Like so much of the landscape it’s hard to see it these days without thinking of Ballard. His last short story – typically perverse, funny and rather good, self-consciously framing his own death – is published online. Tributes from various people at Ballardian.

I came across Ballard when I was a teenager – stumbling into his work, along with that of Michael Moorcock, Phillip K. Dick and William Burroughs in amongst the vast amounts of less ambitious science fiction I was reading. Ballard had a big effect on me – thanks to his work’s dark and thoroughly ambivalent take on contemporary culture, for the continuous embrace of catastrophe and for the aggressively experimental and poetic approaches to language he developed in The Atrocity Exhibition.

Sad that The Guardian couldn’t find anyone from performance or theatre to talk about his influence on them or the field for its article.
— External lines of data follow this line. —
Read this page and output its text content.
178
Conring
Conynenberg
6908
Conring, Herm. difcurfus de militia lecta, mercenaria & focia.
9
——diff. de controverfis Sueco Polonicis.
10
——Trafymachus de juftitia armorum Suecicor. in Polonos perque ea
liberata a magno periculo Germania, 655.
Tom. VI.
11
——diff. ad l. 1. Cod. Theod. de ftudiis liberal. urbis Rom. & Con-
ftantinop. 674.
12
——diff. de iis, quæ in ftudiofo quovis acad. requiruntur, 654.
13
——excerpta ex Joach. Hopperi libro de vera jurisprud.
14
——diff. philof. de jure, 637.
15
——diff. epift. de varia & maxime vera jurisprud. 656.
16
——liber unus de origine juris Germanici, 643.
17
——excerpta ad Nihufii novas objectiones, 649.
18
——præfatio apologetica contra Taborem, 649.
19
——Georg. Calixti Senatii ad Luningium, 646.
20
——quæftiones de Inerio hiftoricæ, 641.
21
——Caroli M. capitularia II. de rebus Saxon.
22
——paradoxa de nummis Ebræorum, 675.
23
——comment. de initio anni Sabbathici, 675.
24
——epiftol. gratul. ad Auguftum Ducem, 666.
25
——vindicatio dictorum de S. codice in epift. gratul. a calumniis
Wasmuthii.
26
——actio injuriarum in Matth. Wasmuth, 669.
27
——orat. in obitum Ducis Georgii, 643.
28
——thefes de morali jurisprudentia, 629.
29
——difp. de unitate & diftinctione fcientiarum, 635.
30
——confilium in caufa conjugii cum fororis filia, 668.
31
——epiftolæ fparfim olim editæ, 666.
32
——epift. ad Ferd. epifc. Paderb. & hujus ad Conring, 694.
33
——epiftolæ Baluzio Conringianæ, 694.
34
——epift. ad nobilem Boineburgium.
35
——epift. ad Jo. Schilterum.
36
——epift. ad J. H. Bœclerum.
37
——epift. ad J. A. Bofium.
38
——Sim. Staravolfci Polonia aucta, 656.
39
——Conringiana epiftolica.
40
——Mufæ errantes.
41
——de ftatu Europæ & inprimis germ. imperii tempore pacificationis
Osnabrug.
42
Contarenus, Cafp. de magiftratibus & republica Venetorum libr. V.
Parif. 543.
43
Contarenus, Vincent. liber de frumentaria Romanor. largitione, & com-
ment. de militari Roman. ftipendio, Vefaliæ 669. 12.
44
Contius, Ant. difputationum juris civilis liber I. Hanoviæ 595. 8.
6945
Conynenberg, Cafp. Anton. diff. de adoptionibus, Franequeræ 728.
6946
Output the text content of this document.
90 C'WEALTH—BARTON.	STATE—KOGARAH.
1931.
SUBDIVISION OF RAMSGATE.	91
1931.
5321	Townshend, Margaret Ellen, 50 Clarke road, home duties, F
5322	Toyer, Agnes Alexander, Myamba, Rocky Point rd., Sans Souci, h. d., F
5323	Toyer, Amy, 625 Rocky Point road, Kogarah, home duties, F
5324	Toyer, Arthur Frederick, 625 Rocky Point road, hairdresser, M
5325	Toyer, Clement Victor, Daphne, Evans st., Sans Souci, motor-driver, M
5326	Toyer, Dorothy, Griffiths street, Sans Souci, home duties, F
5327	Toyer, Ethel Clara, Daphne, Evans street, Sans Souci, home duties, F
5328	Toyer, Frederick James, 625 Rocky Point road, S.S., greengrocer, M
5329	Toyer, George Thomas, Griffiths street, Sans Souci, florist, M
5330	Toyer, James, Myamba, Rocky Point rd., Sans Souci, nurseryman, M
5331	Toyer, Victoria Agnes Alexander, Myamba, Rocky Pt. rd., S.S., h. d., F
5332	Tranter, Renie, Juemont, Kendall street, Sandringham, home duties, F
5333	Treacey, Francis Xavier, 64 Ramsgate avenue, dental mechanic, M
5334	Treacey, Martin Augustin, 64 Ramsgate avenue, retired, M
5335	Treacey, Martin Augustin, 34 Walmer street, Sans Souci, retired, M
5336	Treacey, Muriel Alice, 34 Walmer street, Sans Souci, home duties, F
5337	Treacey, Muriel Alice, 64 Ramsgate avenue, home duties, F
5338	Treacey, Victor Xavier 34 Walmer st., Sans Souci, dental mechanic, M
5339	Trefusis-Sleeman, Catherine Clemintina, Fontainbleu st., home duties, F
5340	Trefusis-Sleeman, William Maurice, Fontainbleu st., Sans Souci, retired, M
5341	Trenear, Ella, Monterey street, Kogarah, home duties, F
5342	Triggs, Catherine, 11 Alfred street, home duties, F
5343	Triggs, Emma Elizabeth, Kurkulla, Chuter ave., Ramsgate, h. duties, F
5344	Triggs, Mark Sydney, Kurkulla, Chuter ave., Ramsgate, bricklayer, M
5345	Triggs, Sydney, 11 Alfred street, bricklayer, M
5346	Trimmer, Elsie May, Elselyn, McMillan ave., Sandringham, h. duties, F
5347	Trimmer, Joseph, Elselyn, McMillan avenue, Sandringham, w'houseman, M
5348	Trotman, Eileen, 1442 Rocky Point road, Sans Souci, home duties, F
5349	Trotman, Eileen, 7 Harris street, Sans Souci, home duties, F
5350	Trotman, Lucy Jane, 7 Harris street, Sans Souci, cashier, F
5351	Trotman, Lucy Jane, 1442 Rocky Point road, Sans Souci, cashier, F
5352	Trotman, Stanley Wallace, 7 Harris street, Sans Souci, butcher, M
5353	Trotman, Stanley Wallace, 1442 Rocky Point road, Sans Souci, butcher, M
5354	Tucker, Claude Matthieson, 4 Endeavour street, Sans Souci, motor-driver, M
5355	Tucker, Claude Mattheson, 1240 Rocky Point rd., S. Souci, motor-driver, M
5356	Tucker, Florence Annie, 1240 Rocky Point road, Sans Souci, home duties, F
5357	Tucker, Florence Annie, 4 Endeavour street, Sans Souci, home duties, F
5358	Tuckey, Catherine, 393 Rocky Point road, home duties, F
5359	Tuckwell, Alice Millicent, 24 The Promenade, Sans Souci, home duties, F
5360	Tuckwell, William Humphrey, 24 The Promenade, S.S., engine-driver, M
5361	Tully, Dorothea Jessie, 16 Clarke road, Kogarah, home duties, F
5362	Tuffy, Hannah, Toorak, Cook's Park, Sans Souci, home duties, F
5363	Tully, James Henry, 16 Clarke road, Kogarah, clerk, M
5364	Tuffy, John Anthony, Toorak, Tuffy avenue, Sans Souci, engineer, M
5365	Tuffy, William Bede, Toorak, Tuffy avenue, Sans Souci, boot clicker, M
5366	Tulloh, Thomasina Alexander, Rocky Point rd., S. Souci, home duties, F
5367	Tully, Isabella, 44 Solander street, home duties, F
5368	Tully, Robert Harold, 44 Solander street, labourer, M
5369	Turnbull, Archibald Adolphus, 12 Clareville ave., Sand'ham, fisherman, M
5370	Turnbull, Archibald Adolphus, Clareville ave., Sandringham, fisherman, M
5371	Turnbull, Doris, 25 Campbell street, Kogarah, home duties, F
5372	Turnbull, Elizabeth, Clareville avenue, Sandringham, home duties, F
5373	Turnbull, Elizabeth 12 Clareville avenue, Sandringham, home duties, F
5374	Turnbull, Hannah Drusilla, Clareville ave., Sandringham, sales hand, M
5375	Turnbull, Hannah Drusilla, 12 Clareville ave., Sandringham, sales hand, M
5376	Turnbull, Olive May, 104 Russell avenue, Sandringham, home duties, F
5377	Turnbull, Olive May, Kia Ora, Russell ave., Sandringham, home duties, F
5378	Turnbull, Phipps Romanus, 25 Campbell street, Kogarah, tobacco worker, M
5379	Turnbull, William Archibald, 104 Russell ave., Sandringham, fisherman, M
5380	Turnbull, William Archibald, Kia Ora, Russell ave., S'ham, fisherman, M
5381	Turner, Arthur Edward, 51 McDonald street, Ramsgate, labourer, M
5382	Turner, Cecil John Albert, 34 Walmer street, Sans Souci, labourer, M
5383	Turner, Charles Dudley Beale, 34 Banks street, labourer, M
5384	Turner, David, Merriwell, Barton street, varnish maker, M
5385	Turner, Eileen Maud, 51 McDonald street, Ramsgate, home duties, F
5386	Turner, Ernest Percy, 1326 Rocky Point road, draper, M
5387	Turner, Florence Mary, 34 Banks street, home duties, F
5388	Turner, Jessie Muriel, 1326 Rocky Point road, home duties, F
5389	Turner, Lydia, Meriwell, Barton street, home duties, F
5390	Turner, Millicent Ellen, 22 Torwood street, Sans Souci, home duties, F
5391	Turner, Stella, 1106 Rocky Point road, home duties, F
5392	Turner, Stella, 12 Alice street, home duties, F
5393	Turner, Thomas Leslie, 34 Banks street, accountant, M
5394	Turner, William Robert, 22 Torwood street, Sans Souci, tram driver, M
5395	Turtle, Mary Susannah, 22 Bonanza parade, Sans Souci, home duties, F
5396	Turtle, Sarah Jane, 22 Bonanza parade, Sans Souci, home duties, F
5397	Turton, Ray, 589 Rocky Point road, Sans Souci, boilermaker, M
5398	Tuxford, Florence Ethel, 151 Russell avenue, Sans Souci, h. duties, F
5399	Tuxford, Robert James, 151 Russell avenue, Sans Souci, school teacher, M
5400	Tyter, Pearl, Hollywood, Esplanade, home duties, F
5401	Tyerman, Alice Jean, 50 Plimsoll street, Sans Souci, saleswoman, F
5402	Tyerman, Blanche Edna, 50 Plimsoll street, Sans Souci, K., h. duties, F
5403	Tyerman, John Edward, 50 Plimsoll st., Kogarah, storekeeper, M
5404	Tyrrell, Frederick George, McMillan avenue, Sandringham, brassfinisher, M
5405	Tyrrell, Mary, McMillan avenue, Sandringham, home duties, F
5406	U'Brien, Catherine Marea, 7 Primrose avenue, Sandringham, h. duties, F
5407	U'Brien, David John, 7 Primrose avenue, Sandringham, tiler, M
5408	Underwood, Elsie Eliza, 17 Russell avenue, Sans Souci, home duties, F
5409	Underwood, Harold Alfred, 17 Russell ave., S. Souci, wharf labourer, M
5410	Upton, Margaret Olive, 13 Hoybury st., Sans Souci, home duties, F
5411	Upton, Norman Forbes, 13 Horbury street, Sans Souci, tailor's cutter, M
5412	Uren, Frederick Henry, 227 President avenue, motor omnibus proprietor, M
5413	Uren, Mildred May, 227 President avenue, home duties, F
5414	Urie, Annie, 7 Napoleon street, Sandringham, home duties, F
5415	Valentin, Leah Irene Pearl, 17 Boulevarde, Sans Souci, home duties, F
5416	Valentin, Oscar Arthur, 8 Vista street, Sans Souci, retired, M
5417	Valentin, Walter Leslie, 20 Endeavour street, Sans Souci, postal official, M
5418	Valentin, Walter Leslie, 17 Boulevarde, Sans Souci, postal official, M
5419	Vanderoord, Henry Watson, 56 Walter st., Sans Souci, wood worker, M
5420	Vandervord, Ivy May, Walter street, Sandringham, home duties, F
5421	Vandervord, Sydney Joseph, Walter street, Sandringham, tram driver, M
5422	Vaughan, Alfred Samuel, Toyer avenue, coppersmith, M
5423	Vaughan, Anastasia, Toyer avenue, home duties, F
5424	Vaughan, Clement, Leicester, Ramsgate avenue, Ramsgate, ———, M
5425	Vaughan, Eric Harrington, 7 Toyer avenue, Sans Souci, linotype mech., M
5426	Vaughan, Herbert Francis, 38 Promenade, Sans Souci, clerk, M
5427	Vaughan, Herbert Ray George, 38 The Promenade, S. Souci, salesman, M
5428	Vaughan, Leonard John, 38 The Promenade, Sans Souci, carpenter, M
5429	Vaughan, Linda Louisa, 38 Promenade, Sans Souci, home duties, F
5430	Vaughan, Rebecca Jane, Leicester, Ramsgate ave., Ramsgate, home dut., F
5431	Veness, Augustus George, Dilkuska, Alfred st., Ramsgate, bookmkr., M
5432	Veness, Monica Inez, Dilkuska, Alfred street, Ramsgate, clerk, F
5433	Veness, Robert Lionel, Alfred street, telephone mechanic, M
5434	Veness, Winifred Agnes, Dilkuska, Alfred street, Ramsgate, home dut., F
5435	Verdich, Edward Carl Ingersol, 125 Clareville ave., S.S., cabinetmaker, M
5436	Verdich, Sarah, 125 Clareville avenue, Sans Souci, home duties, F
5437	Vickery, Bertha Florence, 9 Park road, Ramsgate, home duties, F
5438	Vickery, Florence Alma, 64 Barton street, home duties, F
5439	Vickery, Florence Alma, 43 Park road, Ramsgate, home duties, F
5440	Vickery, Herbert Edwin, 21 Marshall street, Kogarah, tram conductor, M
They only had to ask! But it’s probably a sign of how lame British theatre is that there wasn’t an instant connection, or even a thought about making one. Ballard’s take on the human (always somehow so deeply bound up with landscape), and aesthetics (his work so bound up with cinema and painting) probably doesn’t much lend itself to the stage, and certainly not to the cheap-pop-humanistic-psychology that drives 99% of drama. For me his approach to language, to deep interiority, to time (stretched, shattered, bent out of shape) and to the body (subjected to similar processes) are the things that have trickled unacknowledged perhaps into theatre and performance work – a process too osmotic and profound to be termed influence. Sentences of his, images of his, vivid pictures from his writing have stayed with me for years and years and years – I don’t think they’ll ever fade.